De l'idée de Luc Schuiten est née une association, Archi Human, au sein de laquelle des architectes, juristes, comptables, ont bénévolement ficelé ce premier projet pilote.

Il s'agit bien d'un projet pour un chancre et de logements pour des sans-abris qui ont connu l'absence totale de confort, mais il n'est pas question pour autant de structures éphémères ou des logements au rabais: "Nous voulons faire de la réinsertion" commente Emmanuel Hupin président de l'ASBL Archi Human, "mais nous voudrions aussi faire de l'exemplarité... Nous souhaitons que les bâtiments soient réellement inspirants, du qualitatif et même de l'extrêmement qualitatif".

Le bâtiment sera réalisé en bois et autres matériaux durables:il s'agira de préfabriqué, rapide à assembler (10 jours!) mais conçu pour durer. Le bâtiment sera isolé de façon à consommer peu d'énergie et entrainer peu de charges.

Et le long de la façade comme sur le toit, des plantes et des nichoirs laisseront aux locataires un contact avec l'extérieur où ils ont vécu. Chacun choisira un dessin pour orner sa porte et faire des lieux son propre logement.

Le logement comme remède

L'idée de l'association Archi Human n'est pas de créer des logements de transit, pour rebondir. Ces appartements pourront être loués sans limite de temps. Et sans condition d'entrée. Ils seront accessibles aux sans-abris très fragilisés qui présentent des troubles mentaux ou des assuétudes par exemple.

"Le logement est souvent un traitement en soi" explique Emilie Meessen, de l'association "infirmiers de rue" qui a conseillé Archi Human. "On a vu par exemple des personnes qui, en rue, étaient dans un état dramatique, au point qu'on avait demandé une mise en observation, à l'hôpital. Et une fois à l'hôpital, à peine arrivées dans un service où elles pouvaient fermer la porte derrière elles, avoir un contrôle sur la lumière, une certaine intimité pour aller aux toilettes... Les défenses qu'elles s'étaient forgées en rue, par des problèmes de santé mentale par exemple, s'atténuaient."

Trouver des mécènes

Ce premier projet pilote, à Molenbeek, est une initiative très collective.

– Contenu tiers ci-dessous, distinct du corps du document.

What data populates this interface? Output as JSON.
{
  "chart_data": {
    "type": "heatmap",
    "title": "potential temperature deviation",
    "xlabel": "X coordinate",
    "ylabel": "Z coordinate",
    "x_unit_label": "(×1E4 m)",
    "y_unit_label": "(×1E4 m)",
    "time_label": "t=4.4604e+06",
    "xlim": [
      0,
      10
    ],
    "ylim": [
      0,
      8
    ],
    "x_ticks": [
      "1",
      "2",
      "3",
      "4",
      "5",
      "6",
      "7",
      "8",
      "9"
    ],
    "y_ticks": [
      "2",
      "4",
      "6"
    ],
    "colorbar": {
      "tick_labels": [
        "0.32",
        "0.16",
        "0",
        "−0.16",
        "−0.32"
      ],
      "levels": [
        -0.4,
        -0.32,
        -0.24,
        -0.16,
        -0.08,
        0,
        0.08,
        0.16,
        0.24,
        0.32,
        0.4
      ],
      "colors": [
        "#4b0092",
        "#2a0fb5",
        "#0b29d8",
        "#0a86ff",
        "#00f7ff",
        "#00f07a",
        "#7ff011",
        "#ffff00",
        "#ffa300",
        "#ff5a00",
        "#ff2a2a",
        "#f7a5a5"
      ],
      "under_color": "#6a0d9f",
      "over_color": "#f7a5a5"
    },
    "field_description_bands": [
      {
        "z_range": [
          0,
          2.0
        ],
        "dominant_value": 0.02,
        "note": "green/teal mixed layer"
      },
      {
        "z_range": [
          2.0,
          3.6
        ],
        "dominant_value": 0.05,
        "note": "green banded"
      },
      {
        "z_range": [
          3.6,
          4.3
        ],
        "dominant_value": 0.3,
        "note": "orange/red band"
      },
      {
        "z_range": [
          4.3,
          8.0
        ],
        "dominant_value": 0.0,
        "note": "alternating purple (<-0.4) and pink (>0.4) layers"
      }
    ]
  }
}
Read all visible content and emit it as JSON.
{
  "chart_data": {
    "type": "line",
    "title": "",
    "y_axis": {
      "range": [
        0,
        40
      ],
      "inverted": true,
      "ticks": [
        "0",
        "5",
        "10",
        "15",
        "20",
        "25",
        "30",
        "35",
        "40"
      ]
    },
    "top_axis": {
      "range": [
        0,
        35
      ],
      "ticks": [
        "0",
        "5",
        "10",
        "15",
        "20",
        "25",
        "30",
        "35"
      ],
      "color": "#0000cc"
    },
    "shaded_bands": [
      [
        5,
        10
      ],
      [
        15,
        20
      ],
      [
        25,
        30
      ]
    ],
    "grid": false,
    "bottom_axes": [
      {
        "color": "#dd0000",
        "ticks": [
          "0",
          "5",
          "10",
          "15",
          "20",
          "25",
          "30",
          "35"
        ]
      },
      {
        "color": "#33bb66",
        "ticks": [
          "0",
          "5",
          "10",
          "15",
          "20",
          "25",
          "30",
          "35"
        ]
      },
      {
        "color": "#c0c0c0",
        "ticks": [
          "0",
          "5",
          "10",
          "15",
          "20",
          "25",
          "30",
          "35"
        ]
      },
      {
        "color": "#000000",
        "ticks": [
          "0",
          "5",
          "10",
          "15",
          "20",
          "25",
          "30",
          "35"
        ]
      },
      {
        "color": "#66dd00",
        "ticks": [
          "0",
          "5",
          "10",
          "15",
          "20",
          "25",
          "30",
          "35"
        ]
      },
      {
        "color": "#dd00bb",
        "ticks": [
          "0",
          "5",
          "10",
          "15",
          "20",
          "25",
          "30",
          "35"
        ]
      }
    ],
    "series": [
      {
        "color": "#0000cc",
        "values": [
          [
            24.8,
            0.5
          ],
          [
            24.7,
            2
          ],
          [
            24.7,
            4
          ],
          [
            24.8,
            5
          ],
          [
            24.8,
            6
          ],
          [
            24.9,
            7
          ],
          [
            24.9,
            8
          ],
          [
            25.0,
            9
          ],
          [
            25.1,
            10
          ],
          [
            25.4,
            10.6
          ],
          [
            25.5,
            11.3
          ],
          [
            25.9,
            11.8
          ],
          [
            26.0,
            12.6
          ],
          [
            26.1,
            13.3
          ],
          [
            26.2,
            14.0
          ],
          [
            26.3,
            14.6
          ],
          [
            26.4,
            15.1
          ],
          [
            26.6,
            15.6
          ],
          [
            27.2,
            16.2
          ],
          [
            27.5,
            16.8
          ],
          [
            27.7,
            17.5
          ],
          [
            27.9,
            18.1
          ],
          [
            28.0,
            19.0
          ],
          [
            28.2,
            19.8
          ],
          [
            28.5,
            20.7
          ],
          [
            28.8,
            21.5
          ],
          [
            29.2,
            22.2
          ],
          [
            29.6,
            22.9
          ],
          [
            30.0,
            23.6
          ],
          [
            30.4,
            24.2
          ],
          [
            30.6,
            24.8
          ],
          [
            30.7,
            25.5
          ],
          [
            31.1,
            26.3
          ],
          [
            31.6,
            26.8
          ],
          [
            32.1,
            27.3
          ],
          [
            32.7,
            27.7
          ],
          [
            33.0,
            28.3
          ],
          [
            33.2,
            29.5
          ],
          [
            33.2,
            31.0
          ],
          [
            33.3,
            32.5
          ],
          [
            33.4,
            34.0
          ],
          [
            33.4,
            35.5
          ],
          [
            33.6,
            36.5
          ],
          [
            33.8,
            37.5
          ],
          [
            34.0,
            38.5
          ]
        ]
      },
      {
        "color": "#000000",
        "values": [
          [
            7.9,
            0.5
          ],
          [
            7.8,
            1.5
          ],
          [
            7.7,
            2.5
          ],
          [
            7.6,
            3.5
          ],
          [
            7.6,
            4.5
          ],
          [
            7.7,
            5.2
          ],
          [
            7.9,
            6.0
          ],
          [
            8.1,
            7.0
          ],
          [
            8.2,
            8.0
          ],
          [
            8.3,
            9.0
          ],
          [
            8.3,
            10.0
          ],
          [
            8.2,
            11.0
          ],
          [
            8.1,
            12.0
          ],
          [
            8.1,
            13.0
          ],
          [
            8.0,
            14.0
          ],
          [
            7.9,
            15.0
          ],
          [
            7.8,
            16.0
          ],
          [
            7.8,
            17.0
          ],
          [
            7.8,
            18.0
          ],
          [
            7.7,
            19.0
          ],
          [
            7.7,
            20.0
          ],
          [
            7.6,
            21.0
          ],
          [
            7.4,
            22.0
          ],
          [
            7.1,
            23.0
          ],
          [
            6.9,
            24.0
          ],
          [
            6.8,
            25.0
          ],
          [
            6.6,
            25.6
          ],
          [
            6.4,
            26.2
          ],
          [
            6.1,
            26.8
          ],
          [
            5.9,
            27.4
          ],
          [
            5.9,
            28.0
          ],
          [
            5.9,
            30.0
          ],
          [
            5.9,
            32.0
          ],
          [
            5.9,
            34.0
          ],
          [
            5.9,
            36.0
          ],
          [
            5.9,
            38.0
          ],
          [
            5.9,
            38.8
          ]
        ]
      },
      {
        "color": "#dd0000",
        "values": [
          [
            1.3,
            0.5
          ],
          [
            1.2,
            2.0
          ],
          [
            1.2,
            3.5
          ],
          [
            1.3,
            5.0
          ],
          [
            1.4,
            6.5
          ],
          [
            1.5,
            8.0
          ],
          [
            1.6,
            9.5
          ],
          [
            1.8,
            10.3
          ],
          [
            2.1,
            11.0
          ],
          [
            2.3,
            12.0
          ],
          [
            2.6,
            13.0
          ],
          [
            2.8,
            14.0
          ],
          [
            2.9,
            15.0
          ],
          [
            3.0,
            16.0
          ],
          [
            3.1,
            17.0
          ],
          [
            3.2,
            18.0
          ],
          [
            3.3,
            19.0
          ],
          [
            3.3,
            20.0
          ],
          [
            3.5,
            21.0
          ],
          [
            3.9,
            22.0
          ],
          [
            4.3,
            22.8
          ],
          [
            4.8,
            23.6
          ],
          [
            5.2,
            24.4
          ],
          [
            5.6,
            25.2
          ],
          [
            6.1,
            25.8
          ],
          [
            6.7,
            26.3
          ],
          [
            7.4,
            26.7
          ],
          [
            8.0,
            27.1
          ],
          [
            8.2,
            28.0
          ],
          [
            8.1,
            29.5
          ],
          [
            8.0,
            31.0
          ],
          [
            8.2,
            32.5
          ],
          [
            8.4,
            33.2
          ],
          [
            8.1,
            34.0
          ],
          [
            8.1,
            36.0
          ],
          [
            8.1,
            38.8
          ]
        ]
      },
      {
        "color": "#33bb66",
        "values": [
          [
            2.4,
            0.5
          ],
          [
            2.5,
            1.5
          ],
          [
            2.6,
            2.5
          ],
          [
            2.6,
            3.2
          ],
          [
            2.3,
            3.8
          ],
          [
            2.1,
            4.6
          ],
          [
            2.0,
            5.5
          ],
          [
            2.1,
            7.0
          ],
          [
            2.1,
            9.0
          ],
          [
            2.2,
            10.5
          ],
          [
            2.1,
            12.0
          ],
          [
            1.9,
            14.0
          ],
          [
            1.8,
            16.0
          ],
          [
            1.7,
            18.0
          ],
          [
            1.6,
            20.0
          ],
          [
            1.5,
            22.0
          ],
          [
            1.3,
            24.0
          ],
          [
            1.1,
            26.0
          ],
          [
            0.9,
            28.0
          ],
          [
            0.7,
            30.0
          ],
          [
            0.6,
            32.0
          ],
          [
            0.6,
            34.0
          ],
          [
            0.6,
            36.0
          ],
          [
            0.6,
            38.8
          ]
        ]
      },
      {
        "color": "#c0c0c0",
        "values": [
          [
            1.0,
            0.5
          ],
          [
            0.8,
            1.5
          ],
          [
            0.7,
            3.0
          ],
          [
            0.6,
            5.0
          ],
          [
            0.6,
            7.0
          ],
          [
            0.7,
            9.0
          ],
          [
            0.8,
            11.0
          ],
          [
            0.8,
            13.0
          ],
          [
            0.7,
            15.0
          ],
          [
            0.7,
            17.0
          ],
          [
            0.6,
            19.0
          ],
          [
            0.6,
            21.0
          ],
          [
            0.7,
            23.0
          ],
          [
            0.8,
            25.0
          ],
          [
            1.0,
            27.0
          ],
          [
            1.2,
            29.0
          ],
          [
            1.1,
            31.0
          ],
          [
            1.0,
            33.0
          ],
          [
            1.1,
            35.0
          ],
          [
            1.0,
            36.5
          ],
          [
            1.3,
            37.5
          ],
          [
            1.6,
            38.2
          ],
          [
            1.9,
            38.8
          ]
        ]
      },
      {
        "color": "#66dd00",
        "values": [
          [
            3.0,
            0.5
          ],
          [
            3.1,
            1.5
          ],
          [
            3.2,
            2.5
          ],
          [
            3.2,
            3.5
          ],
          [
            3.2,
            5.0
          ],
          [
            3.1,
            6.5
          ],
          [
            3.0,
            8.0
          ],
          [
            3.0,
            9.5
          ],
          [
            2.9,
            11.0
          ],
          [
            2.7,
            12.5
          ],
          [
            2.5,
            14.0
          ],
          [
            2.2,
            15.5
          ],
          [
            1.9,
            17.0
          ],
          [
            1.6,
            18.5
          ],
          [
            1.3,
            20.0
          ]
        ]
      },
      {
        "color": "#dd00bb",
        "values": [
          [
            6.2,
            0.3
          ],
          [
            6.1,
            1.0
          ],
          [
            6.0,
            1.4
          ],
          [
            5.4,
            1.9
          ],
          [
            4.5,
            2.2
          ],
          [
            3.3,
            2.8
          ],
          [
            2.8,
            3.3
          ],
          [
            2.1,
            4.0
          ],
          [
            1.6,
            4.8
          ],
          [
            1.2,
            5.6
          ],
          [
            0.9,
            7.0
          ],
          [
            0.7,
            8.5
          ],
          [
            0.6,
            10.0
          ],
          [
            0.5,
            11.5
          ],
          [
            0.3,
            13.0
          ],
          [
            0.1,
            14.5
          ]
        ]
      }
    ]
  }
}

Outre les bénévoles d'Archi Human, les associations de terrain Diogène, SMES et Infirmiers de rue, spécialisés dans le travail avec les sans-abris, s'occuperont de l'arrivée et du suivi des locataires.

La commune de Molenbeek a fourni le terrain, en bail emphytéotique de 27 ans pour un euro symbolique.

La fondation Roi Baudouin est associée également et gèrera les dons...parce qu'il faudra un solide mécénat pour réaliser le projet.  375000 euros à trouver pour la construction de ce premier bâtiment! Ce mardi, la banque KBC Brussels a apporté un premier don de 30 000 euros. Un premier geste mais il en faudra bien d'autres...  

D'autant que Luc Schuiten veut étendre l'initiative. Il espère que ce premier projet, une fois concret, convaincra des donateurs privés d'en soutenir d'autres, sur le même modèle. Avec son association, il vise trente logements en dix ans.  Des discussions sont déjà entamées avec d'autres communes bruxelloises pour repérer d'autres chancres à ranimer.